Il futuro dei sensori quantistici: i nanodiamanti con il silossano

Un problema noto nella biologia quantistica riguarda la perdita di efficacia delle proprietà quantistiche quando i nanodiamanti finiscono miniaturizzati. Questi minuscoli biosensori, potenzialmente utilissimi per monitorare processi cellulari, tendono a perdere coerenza quantistica, rendendo meno affidabili le loro misurazioni. La soluzione è arrivata da un campo apparentemente distante: la tecnologia dei display QLED, in cui i punti quantici emettono colori brillanti solo se protetti da gusci adeguati.

I ricercatori dell’Università di Chicago e dell’Università dell’Iowa hanno adottato questo principio, incapsulando i nanodiamanti in un sottile strato di silossano, un composto a base di silicio e ossigeno. Questo rivestimento funziona come barriera chimica, proteggendo i sensori da interferenze esterne e migliorando la compatibilità con il sistema immunitario, che altrimenti li attaccherebbe come corpi estranei.

Il risultato sperimentale della loro ricerca, pubblicata su PNAS, ha superato ogni aspettativa. I sensori ricoperti di silossano hanno mostrato una coerenza quantistica fino a quattro volte superiore rispetto ai nanodiamanti non trattati, accompagnata da un aumento dell’intensità luminosa e una maggiore stabilità della carica.

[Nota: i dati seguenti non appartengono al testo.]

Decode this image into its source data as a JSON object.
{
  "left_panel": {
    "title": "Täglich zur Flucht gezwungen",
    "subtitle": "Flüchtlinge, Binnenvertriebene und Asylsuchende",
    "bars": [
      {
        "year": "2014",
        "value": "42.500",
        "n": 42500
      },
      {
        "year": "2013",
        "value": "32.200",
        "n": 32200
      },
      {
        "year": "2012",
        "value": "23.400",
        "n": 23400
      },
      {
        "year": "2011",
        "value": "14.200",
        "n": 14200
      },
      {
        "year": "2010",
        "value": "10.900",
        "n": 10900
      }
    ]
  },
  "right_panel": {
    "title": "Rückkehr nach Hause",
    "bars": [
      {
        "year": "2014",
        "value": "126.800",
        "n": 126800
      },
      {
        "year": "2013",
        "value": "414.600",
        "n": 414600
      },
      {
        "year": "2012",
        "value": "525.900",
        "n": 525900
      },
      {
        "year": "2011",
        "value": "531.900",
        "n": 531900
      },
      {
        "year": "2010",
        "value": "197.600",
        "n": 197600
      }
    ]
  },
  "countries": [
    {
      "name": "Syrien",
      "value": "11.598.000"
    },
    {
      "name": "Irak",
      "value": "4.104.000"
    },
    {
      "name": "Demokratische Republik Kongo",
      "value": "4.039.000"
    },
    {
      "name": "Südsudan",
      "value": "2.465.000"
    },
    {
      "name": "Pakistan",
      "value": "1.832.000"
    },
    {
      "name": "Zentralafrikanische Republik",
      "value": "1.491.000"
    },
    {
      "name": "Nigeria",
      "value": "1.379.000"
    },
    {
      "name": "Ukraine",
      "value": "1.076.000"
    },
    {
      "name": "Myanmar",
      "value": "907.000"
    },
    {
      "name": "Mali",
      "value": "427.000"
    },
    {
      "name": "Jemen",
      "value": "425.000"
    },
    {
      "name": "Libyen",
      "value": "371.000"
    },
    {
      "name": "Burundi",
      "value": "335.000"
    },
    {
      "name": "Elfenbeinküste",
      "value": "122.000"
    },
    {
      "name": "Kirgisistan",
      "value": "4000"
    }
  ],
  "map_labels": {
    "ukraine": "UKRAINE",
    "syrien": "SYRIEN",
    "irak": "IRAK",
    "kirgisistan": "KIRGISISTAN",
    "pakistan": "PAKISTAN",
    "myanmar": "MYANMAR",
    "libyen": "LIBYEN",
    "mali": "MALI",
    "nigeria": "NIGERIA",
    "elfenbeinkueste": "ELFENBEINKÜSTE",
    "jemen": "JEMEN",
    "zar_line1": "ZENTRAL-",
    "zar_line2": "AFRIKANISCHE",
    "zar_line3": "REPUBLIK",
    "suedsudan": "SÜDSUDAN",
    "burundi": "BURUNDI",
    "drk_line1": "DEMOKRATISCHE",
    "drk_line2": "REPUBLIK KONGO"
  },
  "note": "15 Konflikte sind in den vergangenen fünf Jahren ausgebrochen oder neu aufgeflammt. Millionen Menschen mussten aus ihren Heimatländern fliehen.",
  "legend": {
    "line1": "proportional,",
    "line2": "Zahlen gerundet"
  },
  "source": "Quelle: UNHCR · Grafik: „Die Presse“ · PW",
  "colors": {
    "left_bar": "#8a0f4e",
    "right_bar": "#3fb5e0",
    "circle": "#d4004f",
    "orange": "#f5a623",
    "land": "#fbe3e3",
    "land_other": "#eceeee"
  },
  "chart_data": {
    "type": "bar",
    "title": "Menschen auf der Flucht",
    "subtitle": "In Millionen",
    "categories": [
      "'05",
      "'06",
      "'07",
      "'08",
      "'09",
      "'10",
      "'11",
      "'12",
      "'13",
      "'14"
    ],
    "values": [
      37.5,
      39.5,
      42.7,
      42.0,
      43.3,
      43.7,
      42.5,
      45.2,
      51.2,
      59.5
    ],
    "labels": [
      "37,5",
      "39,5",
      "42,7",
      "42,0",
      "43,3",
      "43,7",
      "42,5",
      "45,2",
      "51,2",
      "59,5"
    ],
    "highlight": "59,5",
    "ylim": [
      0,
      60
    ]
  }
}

Il team guidato da Uri Zvi ha inoltre osservato che non si tratta solo di una protezione passiva. Il guscio di silossano interagisce con la superficie del diamante, sottraendo elettroni da zone che prima compromettevano la coerenza. In questo modo, i sensori diventano più sensibili e affidabili, rappresentando un importante passo avanti nelle tecnologie quantistiche applicate alla biologia.

Nuove frontiere per la biomedicina e l’ingegneria quantistica

L’impatto di questa scoperta è duplice. Da un lato, apre la strada allo sviluppo di dispositivi quantistici più performanti, capaci di monitorare con precisione processi cellulari fondamentali come la crescita o l’insorgere di malattie in stadio precoce. Dall’altro, introduce un nuovo modello di progettazione per materiali quantistici, basato sulla chimica dell’interfaccia tra nanoparticelle e rivestimenti funzionali.

In prospettiva, questa architettura innovativa potrebbe generare strumenti diagnostici in tempo reale capaci di seguire processi biologici a livello di singola cellula, un traguardo che fino a poco tempo fa appariva irraggiungibile.